Anatoliy Opanasenko

FEL dispersion equation with account for relativistic space-charge effects

We give a qualitative derivation of a free-electron laser (FEL) dispersion equation, which takes into account not only non-relativistic (potential) but also relativistic (rotational) space-charge effects. The derivation is based on a generalisation of a dispersion equation for a Compton FEL obtained by us earlier, a certain weakly-relativistic quasistatic approximation of the space-charge field (the Darwin model), and uses an analogy between FEL and a travel wave tube (TWT). An analysis of the obtained linear growth rates is presented.

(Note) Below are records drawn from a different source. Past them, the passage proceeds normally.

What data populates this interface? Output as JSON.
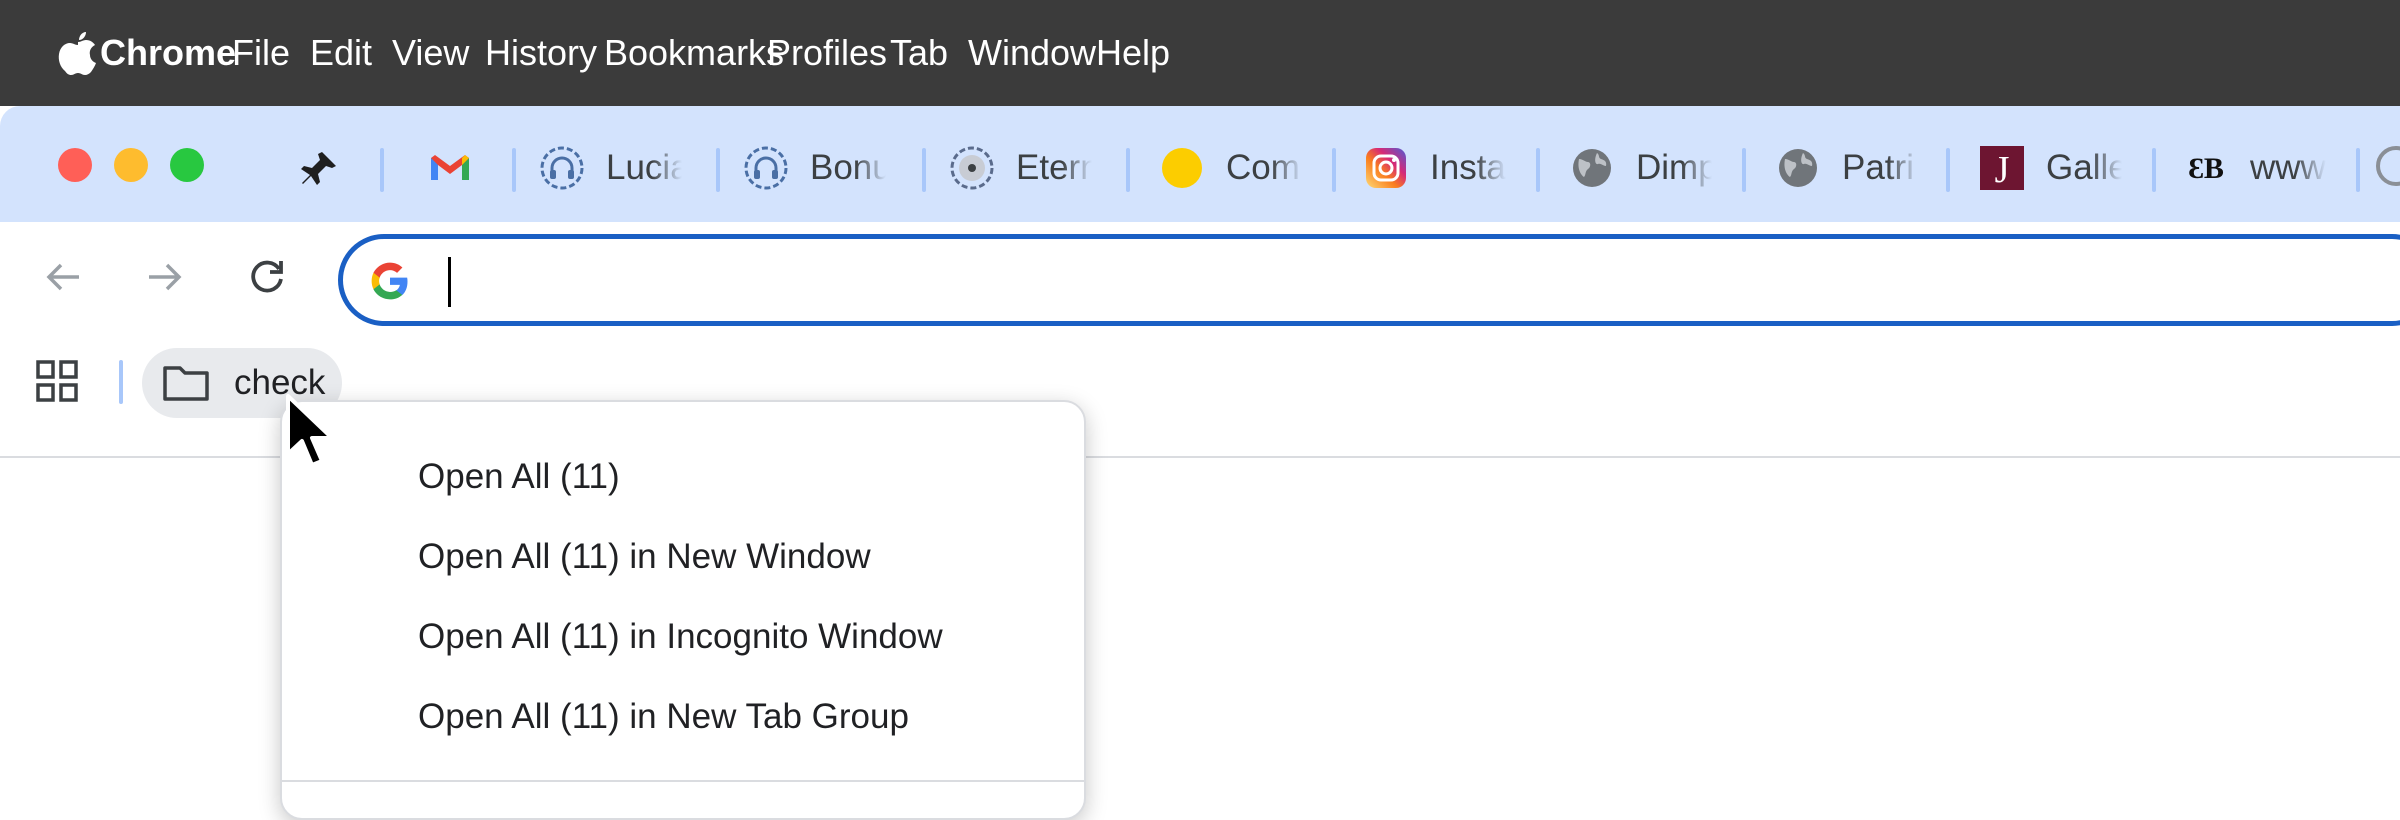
{
  "menubar": {
    "app_name": "Chrome",
    "items": [
      "File",
      "Edit",
      "View",
      "History",
      "Bookmarks",
      "Profiles",
      "Tab",
      "Window",
      "Help"
    ],
    "background": "#3b3b3b"
  },
  "tabs": [
    {
      "icon": "pin-icon",
      "title": ""
    },
    {
      "icon": "gmail-icon",
      "title": ""
    },
    {
      "icon": "headphones-icon",
      "title": "Lucia"
    },
    {
      "icon": "headphones-icon",
      "title": "Bonus"
    },
    {
      "icon": "disc-icon",
      "title": "Eternal"
    },
    {
      "icon": "yellow-circle-icon",
      "title": "Com"
    },
    {
      "icon": "instagram-icon",
      "title": "Insta"
    },
    {
      "icon": "globe-icon",
      "title": "Dimp"
    },
    {
      "icon": "globe-icon",
      "title": "Patri"
    },
    {
      "icon": "j-logo-icon",
      "title": "Galle"
    },
    {
      "icon": "bb-logo-icon",
      "title": "www"
    }
  ],
  "toolbar": {
    "back_icon": "back-arrow-icon",
    "forward_icon": "forward-arrow-icon",
    "reload_icon": "reload-icon",
    "omnibox_value": "",
    "omnibox_icon": "google-g-icon"
  },
  "bookmarks_bar": {
    "apps_icon": "apps-grid-icon",
    "folder_label": "check",
    "folder_icon": "folder-icon"
  },
  "context_menu": {
    "items": [
      "Open All (11)",
      "Open All (11) in New Window",
      "Open All (11) in Incognito Window",
      "Open All (11) in New Tab Group"
    ]
  },
  "colors": {
    "tabstrip": "#d3e3fd",
    "omnibox_border": "#1a5fc4",
    "traffic_close": "#ff5f57",
    "traffic_minimize": "#febc2e",
    "traffic_zoom": "#28c840"
  }
}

Free-electron laser with resonant pumping

We find the boundaries of regular and chaotic dynamics zones around the magnetoresonance for a hybrid planar free-electron laser amplifier. For the zones of regular dynamics the maximal magnetoresonant gain is calculated analytically and is shown to be in a good agreement with non-linear numerical simulations. It is also analytically demonstrated that in the vicinity of magnetoresonance the gain is independent of the spatial amplitude of undulator magnetic field. Moreover, we find that in the zone of regular dynamics above the magnetoresonance the efficiency of amplification achieves its maximal value and is less prone to the influence of space-charge effects.

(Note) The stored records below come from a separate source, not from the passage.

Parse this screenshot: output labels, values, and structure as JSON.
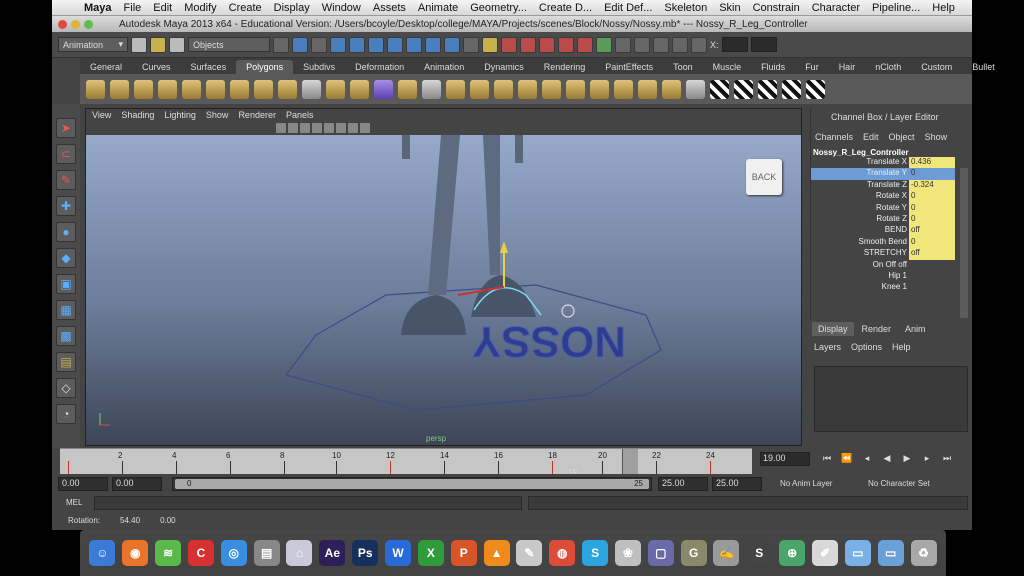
{
  "menubar": {
    "app": "Maya",
    "items": [
      "File",
      "Edit",
      "Modify",
      "Create",
      "Display",
      "Window",
      "Assets",
      "Animate",
      "Geometry...",
      "Create D...",
      "Edit Def...",
      "Skeleton",
      "Skin",
      "Constrain",
      "Character",
      "Pipeline...",
      "Help"
    ]
  },
  "window": {
    "title": "Autodesk Maya 2013 x64 - Educational Version: /Users/bcoyle/Desktop/college/MAYA/Projects/scenes/Block/Nossy/Nossy.mb*  ---  Nossy_R_Leg_Controller"
  },
  "statusline": {
    "menuset": "Animation",
    "selection_mode": "Objects",
    "x_label": "X:"
  },
  "shelf": {
    "tabs": [
      "General",
      "Curves",
      "Surfaces",
      "Polygons",
      "Subdivs",
      "Deformation",
      "Animation",
      "Dynamics",
      "Rendering",
      "PaintEffects",
      "Toon",
      "Muscle",
      "Fluids",
      "Fur",
      "Hair",
      "nCloth",
      "Custom",
      "Bullet"
    ],
    "active_tab": "Polygons"
  },
  "viewport": {
    "menus": [
      "View",
      "Shading",
      "Lighting",
      "Show",
      "Renderer",
      "Panels"
    ],
    "camera": "persp",
    "back_button": "BACK",
    "floor_text": "NOSSY"
  },
  "channel_box": {
    "title": "Channel Box / Layer Editor",
    "menus": [
      "Channels",
      "Edit",
      "Object",
      "Show"
    ],
    "node": "Nossy_R_Leg_Controller",
    "channels": [
      {
        "name": "Translate X",
        "value": "0.436",
        "highlight": true
      },
      {
        "name": "Translate Y",
        "value": "0",
        "highlight": true,
        "selected": true
      },
      {
        "name": "Translate Z",
        "value": "-0.324",
        "highlight": true
      },
      {
        "name": "Rotate X",
        "value": "0",
        "highlight": true
      },
      {
        "name": "Rotate Y",
        "value": "0",
        "highlight": true
      },
      {
        "name": "Rotate Z",
        "value": "0",
        "highlight": true
      },
      {
        "name": "BEND",
        "value": "off",
        "highlight": true
      },
      {
        "name": "Smooth Bend",
        "value": "0",
        "highlight": true
      },
      {
        "name": "STRETCHY",
        "value": "off",
        "highlight": true
      },
      {
        "name": "On Off off",
        "value": "",
        "highlight": false
      },
      {
        "name": "Hip 1",
        "value": "",
        "highlight": false
      },
      {
        "name": "Knee 1",
        "value": "",
        "highlight": false
      }
    ]
  },
  "layer_editor": {
    "tabs": [
      "Display",
      "Render",
      "Anim"
    ],
    "active_tab": "Display",
    "menus": [
      "Layers",
      "Options",
      "Help"
    ]
  },
  "timeline": {
    "labels": [
      "2",
      "4",
      "6",
      "8",
      "10",
      "12",
      "14",
      "16",
      "18",
      "20",
      "22",
      "24"
    ],
    "current_frame": "19",
    "current_time_field": "19.00"
  },
  "range": {
    "start_time": "0.00",
    "playback_start": "0.00",
    "range_min_label": "0",
    "range_max_label": "25",
    "playback_end": "25.00",
    "end_time": "25.00",
    "anim_layer": "No Anim Layer",
    "character_set": "No Character Set"
  },
  "mel": {
    "label": "MEL"
  },
  "helpline": {
    "label": "Rotation:",
    "value1": "54.40",
    "value2": "0.00"
  },
  "dock": {
    "apps": [
      {
        "name": "finder",
        "glyph": "☺",
        "color": "#3b7bd8"
      },
      {
        "name": "firefox",
        "glyph": "◉",
        "color": "#e8742a"
      },
      {
        "name": "spotify",
        "glyph": "≋",
        "color": "#5bb84a"
      },
      {
        "name": "cc",
        "glyph": "C",
        "color": "#d63030"
      },
      {
        "name": "browser",
        "glyph": "◎",
        "color": "#3a8ee0"
      },
      {
        "name": "clapper",
        "glyph": "▤",
        "color": "#888888"
      },
      {
        "name": "jar",
        "glyph": "⌂",
        "color": "#c9c9d9"
      },
      {
        "name": "aftereffects",
        "glyph": "Ae",
        "color": "#2c1f5a"
      },
      {
        "name": "photoshop",
        "glyph": "Ps",
        "color": "#16305c"
      },
      {
        "name": "word",
        "glyph": "W",
        "color": "#2a6ad8"
      },
      {
        "name": "excel",
        "glyph": "X",
        "color": "#2e9c3a"
      },
      {
        "name": "powerpoint",
        "glyph": "P",
        "color": "#d8552a"
      },
      {
        "name": "vlc",
        "glyph": "▲",
        "color": "#f08a1a"
      },
      {
        "name": "stickies",
        "glyph": "✎",
        "color": "#c8c8c8"
      },
      {
        "name": "chrome",
        "glyph": "◍",
        "color": "#dd4b39"
      },
      {
        "name": "skype",
        "glyph": "S",
        "color": "#2aa5e0"
      },
      {
        "name": "photos",
        "glyph": "❀",
        "color": "#bfbfbf"
      },
      {
        "name": "monitor",
        "glyph": "▢",
        "color": "#6a6aa8"
      },
      {
        "name": "gimp",
        "glyph": "G",
        "color": "#8a8a6a"
      },
      {
        "name": "script",
        "glyph": "✍",
        "color": "#9a9a9a"
      },
      {
        "name": "swirl",
        "glyph": "S",
        "color": "#444444"
      },
      {
        "name": "globe",
        "glyph": "⊕",
        "color": "#4aa56a"
      },
      {
        "name": "doc",
        "glyph": "✐",
        "color": "#d8d8d8"
      },
      {
        "name": "folder",
        "glyph": "▭",
        "color": "#7ab0e8"
      },
      {
        "name": "downloads",
        "glyph": "▭",
        "color": "#6aa0d8"
      },
      {
        "name": "trash",
        "glyph": "♻",
        "color": "#a8a8a8"
      }
    ]
  }
}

Magnetostatic Resonance in Hybrid Planar Ubitron

In the linear approximation the dispersion relation for an arbitrary waveguide loaded with a thin electron beam moving in magnetic field of a hybrid planar ubitron is obtained. We have calculated the amplification band, spatial growth rate and carried out efficiency estimation taking into account conditions of magnetostatic resonance

Synchronism conditions for a hybrid weakly-relativistic FEL

We propose an analytical technique of twofold perturbation expansion to solve the nonlinear equations of motion of weakly-relativistic electrons moving in the magnetostatic pump field of a hybrid planar free electron laser (FEL) and apply it to obtain linear corrections to the electron trajectories caused by interaction with given propagating modes of a circular waveguide. In a single-particle approximation conditions of the most efficient interaction between an electron beam and propagating modes of a circular waveguide (resonant conditions) are derived analytically using small-signal theory in the microwave field.